De l’autre côté du terrain, quel adversaire t’a le plus marqué depuis que tu es en NCAA ?

J’ai été particulièrement impressionné par Antoine Davis, freshman à Detroit, qui a battu le record du nombre de trois points sur une saison pour un freshman. J’ai eu pas mal l’occasion de défendre sur lui et il a énormément de move et il peut vraiment shooter de n’importe où.

Quelle est la salle la plus impressionnante dans laquelle tu as joué ?

Quand on a joué à Cincinnati, l’ambiance était incroyable. La salle était neuve, pleine à craquer, le public réagissait sur chaque action c’était dingue.

Je sais que tu es également un joueur de 3X3 et que tu évolues en équipe de France, as-tu eu l’occasion de pratiquer cette discipline aux USA ?

Non, aux USA ce n’est pas vraiment développé mais maintenant que la discipline est olympique qui sait.

Objectif J.O ?

2020 ça sera court mais oui qui ne rêverait pas de participer aux Jeux Olympiques.

Depuis que tu as quitté la France, y a t-il des choses qui te manque particulièrement ?

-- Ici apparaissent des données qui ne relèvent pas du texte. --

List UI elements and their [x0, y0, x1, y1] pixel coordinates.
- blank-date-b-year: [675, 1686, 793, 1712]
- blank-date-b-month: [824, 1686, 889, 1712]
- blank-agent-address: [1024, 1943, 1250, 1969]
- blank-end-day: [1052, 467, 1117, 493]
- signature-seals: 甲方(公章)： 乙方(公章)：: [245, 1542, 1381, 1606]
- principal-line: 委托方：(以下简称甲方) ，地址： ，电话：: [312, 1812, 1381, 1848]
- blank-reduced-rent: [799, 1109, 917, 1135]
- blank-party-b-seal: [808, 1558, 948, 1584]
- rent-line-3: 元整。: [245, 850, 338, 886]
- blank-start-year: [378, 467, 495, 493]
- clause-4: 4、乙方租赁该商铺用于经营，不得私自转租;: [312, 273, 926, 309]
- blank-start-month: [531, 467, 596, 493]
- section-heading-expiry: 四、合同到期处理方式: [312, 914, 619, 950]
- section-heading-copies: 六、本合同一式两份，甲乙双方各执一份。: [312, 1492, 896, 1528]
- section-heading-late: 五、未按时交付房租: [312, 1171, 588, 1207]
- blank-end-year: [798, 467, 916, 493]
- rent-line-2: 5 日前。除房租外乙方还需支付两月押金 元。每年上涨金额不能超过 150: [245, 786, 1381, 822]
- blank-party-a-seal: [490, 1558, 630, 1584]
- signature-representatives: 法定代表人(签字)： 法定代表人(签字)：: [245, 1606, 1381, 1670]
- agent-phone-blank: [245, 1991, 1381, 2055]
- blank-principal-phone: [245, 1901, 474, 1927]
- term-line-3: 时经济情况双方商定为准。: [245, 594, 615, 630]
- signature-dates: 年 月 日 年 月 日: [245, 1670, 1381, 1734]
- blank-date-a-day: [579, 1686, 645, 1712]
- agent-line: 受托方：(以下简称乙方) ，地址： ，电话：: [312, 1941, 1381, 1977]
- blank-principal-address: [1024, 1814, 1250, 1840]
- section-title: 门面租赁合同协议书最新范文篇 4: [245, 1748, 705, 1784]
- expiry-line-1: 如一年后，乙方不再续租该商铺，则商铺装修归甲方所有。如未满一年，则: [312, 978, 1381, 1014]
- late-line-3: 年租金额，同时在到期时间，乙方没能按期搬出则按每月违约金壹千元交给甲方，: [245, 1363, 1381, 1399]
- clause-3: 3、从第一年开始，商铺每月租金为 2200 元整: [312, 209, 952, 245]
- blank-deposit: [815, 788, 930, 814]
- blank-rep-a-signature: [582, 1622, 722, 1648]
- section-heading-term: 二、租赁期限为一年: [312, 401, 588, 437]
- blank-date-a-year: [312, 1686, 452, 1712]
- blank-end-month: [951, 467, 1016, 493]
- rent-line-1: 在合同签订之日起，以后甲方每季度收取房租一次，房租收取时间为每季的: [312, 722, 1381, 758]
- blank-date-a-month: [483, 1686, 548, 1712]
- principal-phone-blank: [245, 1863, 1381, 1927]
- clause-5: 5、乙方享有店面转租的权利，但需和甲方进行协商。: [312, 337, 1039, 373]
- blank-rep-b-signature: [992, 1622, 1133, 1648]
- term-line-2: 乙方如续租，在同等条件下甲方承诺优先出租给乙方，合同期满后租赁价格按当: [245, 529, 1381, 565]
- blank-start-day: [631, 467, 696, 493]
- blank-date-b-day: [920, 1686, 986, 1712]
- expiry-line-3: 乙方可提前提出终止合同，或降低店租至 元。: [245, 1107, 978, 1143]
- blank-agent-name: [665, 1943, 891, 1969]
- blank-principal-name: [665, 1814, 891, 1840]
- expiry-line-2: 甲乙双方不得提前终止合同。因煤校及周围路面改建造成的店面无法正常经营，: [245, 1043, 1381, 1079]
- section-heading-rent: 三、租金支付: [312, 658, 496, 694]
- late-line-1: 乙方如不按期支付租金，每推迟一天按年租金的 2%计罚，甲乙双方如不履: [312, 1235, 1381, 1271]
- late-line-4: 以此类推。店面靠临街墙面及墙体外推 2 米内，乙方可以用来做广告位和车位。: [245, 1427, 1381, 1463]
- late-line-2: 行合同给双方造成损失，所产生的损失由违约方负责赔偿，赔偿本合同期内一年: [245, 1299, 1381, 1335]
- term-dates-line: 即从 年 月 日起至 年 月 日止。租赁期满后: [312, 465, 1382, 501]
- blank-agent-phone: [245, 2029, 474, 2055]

Surtout la nourriture, les « trucs » bien français. Les pâtisseries, le pain, le beurre… Heureusement, l’université met pas mal de moyens pour l’équipe de basket donc on mange très bien.

Souhaites-tu partager une anecdote, un moment, une rencontre qui illustre ton expérience aux États Unis ?

Mon premier match dans une salle NBA à Memphis. Tu suis la NBA depuis petit et tu te retrouves à jouer sur un des parquets. C’est dingue. Depuis, j’ai aussi eu la chance de jouer dans la salle des Pistons et des Pacers aussi.

Enfin pour terminer, tu viens tout juste de rentrer en France, quand retournes-tu à Highland Heights et quels sont tes projets d’ici là ?

Je suis à Strasbourg pendant cinq semaines. Ensuite, on entamera les work out de l’été. En août comme la majorité des programmes qui font des séjours à l’extérieur, on part aux Îles Vierges pour rencontrer des équipes locales. Et puis retour sur le campus pour entamer l’année.